In order to maintain concurrent
access to transactions, different protocols are introduced.
- Lock Based
Protocol
- Time-Stamp
Based Protocol
- Validation
Based Protocol
Validation Based Protocol (optimistic
concurrency control technique)
The validation phase is also known as the optimistic concurrency control technique.
In this
protocol, the transaction is executed in the following three phases:
- Read phase: In this phase, the transaction T is read
and executed. It is used to read the value of various data items and
store them in temporary local variables.

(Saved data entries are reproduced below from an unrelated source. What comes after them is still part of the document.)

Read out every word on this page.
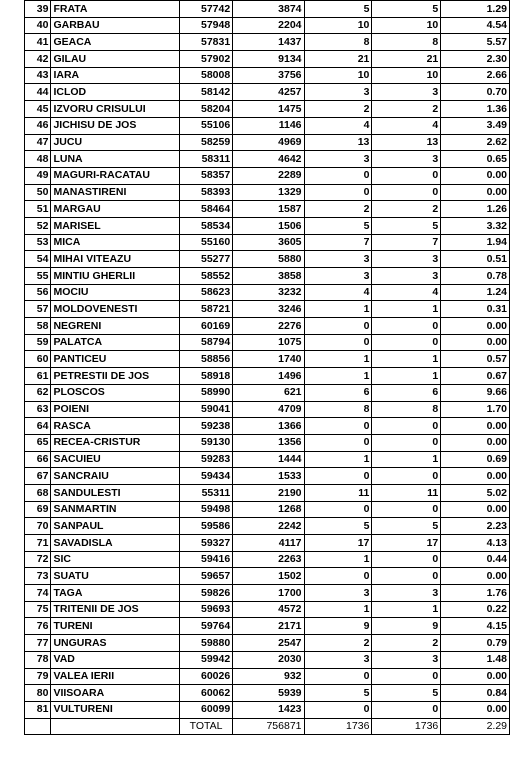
39	FRATA	57742	3874	5	5	1.29
40	GARBAU	57948	2204	10	10	4.54
41	GEACA	57831	1437	8	8	5.57
42	GILAU	57902	9134	21	21	2.30
43	IARA	58008	3756	10	10	2.66
44	ICLOD	58142	4257	3	3	0.70
45	IZVORU CRISULUI	58204	1475	2	2	1.36
46	JICHISU DE JOS	55106	1146	4	4	3.49
47	JUCU	58259	4969	13	13	2.62
48	LUNA	58311	4642	3	3	0.65
49	MAGURI-RACATAU	58357	2289	0	0	0.00
50	MANASTIRENI	58393	1329	0	0	0.00
51	MARGAU	58464	1587	2	2	1.26
52	MARISEL	58534	1506	5	5	3.32
53	MICA	55160	3605	7	7	1.94
54	MIHAI VITEAZU	55277	5880	3	3	0.51
55	MINTIU GHERLII	58552	3858	3	3	0.78
56	MOCIU	58623	3232	4	4	1.24
57	MOLDOVENESTI	58721	3246	1	1	0.31
58	NEGRENI	60169	2276	0	0	0.00
59	PALATCA	58794	1075	0	0	0.00
60	PANTICEU	58856	1740	1	1	0.57
61	PETRESTII DE JOS	58918	1496	1	1	0.67
62	PLOSCOS	58990	621	6	6	9.66
63	POIENI	59041	4709	8	8	1.70
64	RASCA	59238	1366	0	0	0.00
65	RECEA-CRISTUR	59130	1356	0	0	0.00
66	SACUIEU	59283	1444	1	1	0.69
67	SANCRAIU	59434	1533	0	0	0.00
68	SANDULESTI	55311	2190	11	11	5.02
69	SANMARTIN	59498	1268	0	0	0.00
70	SANPAUL	59586	2242	5	5	2.23
71	SAVADISLA	59327	4117	17	17	4.13
72	SIC	59416	2263	1	0	0.44
73	SUATU	59657	1502	0	0	0.00
74	TAGA	59826	1700	3	3	1.76
75	TRITENII DE JOS	59693	4572	1	1	0.22
76	TURENI	59764	2171	9	9	4.15
77	UNGURAS	59880	2547	2	2	0.79
78	VAD	59942	2030	3	3	1.48
79	VALEA IERII	60026	932	0	0	0.00
80	VIISOARA	60062	5939	5	5	0.84
81	VULTURENI	60099	1423	0	0	0.00
		TOTAL	756871	1736	1736	2.29
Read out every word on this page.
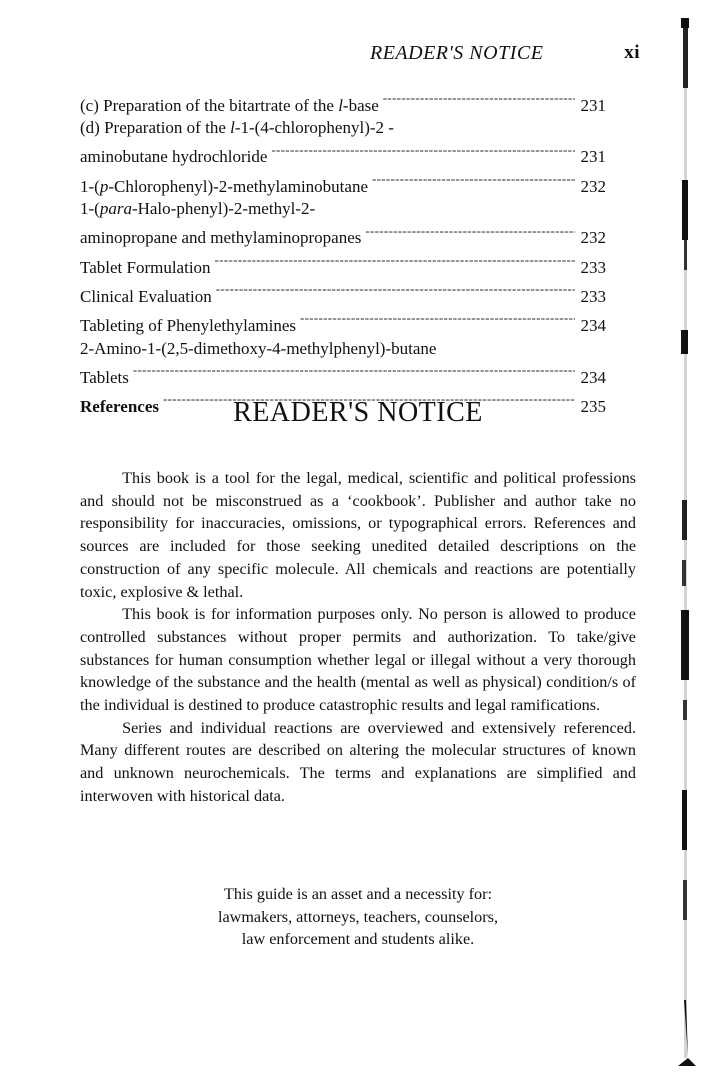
READER'S NOTICE	xi
(c) Preparation of the bitartrate of the l-base -----	231
(d) Preparation of the l-1-(4-chlorophenyl)-2 -
aminobutane hydrochloride -----	231
1-(p-Chlorophenyl)-2-methylaminobutane -----	232
1-(para-Halo-phenyl)-2-methyl-2-
aminopropane and methylaminopropanes -----	232
Tablet Formulation -----	233
Clinical Evaluation -----	233
Tableting of Phenylethylamines -----	234
2-Amino-1-(2,5-dimethoxy-4-methylphenyl)-butane
Tablets -----	234
References -----	235
READER'S NOTICE

This book is a tool for the legal, medical, scientific and political professions and should not be misconstrued as a ‘cookbook’. Publisher and author take no responsibility for inaccuracies, omissions, or typographical errors. References and sources are included for those seeking unedited detailed descriptions on the construction of any specific molecule. All chemicals and reactions are potentially toxic, explosive & lethal.

This book is for information purposes only. No person is allowed to produce controlled substances without proper permits and authorization. To take/give substances for human consumption whether legal or illegal without a very thorough knowledge of the substance and the health (mental as well as physical) condition/s of the individual is destined to produce catastrophic results and legal ramifications.

Series and individual reactions are overviewed and extensively referenced. Many different routes are described on altering the molecular structures of known and unknown neurochemicals. The terms and explanations are simplified and interwoven with historical data.

This guide is an asset and a necessity for:
lawmakers, attorneys, teachers, counselors,
law enforcement and students alike.
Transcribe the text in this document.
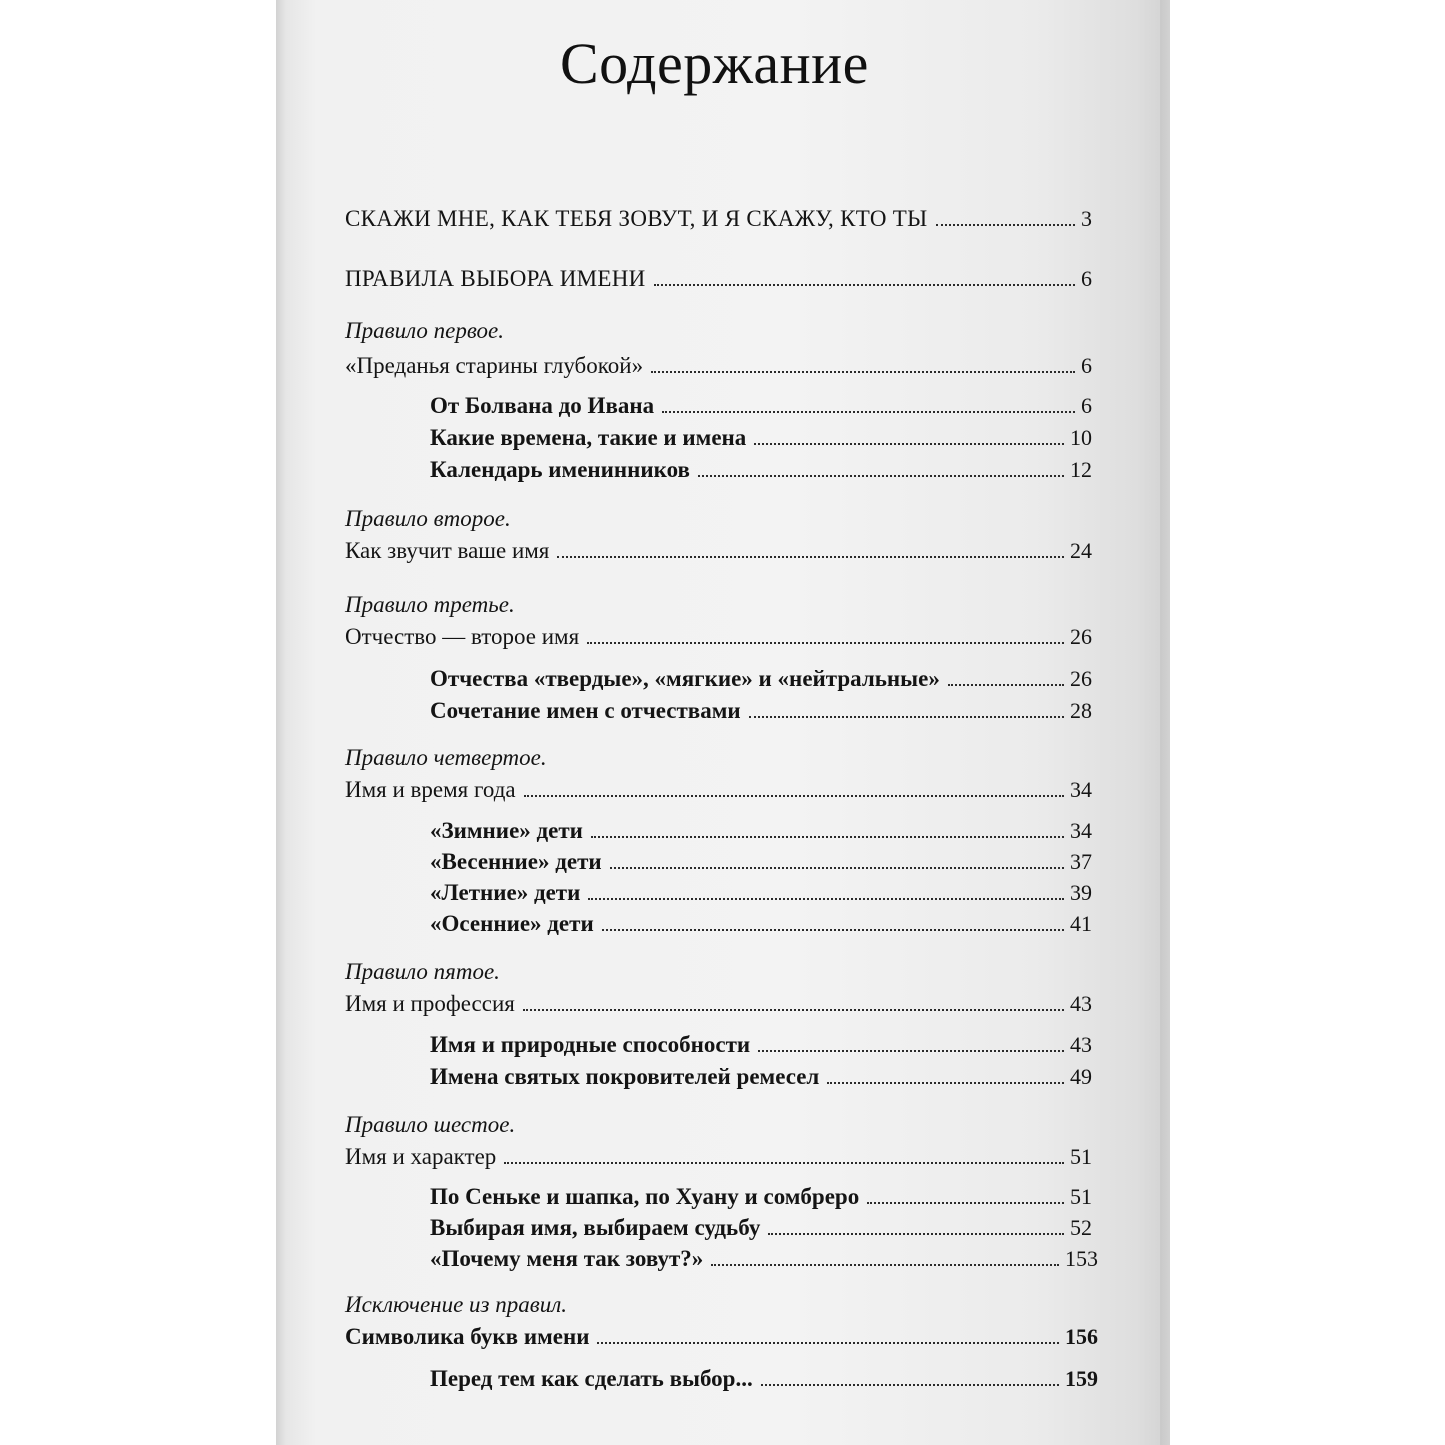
Содержание
СКАЖИ МНЕ, КАК ТЕБЯ ЗОВУТ, И Я СКАЖУ, КТО ТЫ	3
ПРАВИЛА ВЫБОРА ИМЕНИ	6
Правило первое.
«Преданья старины глубокой»	6
От Болвана до Ивана	6
Какие времена, такие и имена	10
Календарь именинников	12
Правило второе.
Как звучит ваше имя	24
Правило третье.
Отчество — второе имя	26
Отчества «твердые», «мягкие» и «нейтральные»	26
Сочетание имен с отчествами	28
Правило четвертое.
Имя и время года	34
«Зимние» дети	34
«Весенние» дети	37
«Летние» дети	39
«Осенние» дети	41
Правило пятое.
Имя и профессия	43
Имя и природные способности	43
Имена святых покровителей ремесел	49
Правило шестое.
Имя и характер	51
По Сеньке и шапка, по Хуану и сомбреро	51
Выбирая имя, выбираем судьбу	52
«Почему меня так зовут?»	153
Исключение из правил.
Символика букв имени	156
Перед тем как сделать выбор...	159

It can perform all the write
operations on temporary variables without an update to the actual
database.
- Validation phase: In this phase, the temporary variable the value will be validated against the actual data to see if it violates the
serializability.
- Write phase: If the validation of the transaction is
validated, then the temporary results are written to the database or the system otherwise the transaction is rolled back.
Start(Ti): It
contains the time when Ti started its execution.
Validation
(Ti): It contains the time when Ti finishes its read phase and starts its
validation phase.
Finish(Ti): It
contains the time when Ti finishes its write phase.
- This protocol is used to determine the time
stamp for the transaction for serialization using the time stamp of the
validation phase, as it is the actual phase that determines if the
transaction will commit or rollback.
- Hence TS(T) = validation(T).
- The serializability is determined during the validation process. It can't be decided in advance.
- While executing the transaction, it ensures a
greater degree of concurrency and also less number of conflicts.
- Thus it contains transactions that have less number of rollbacks.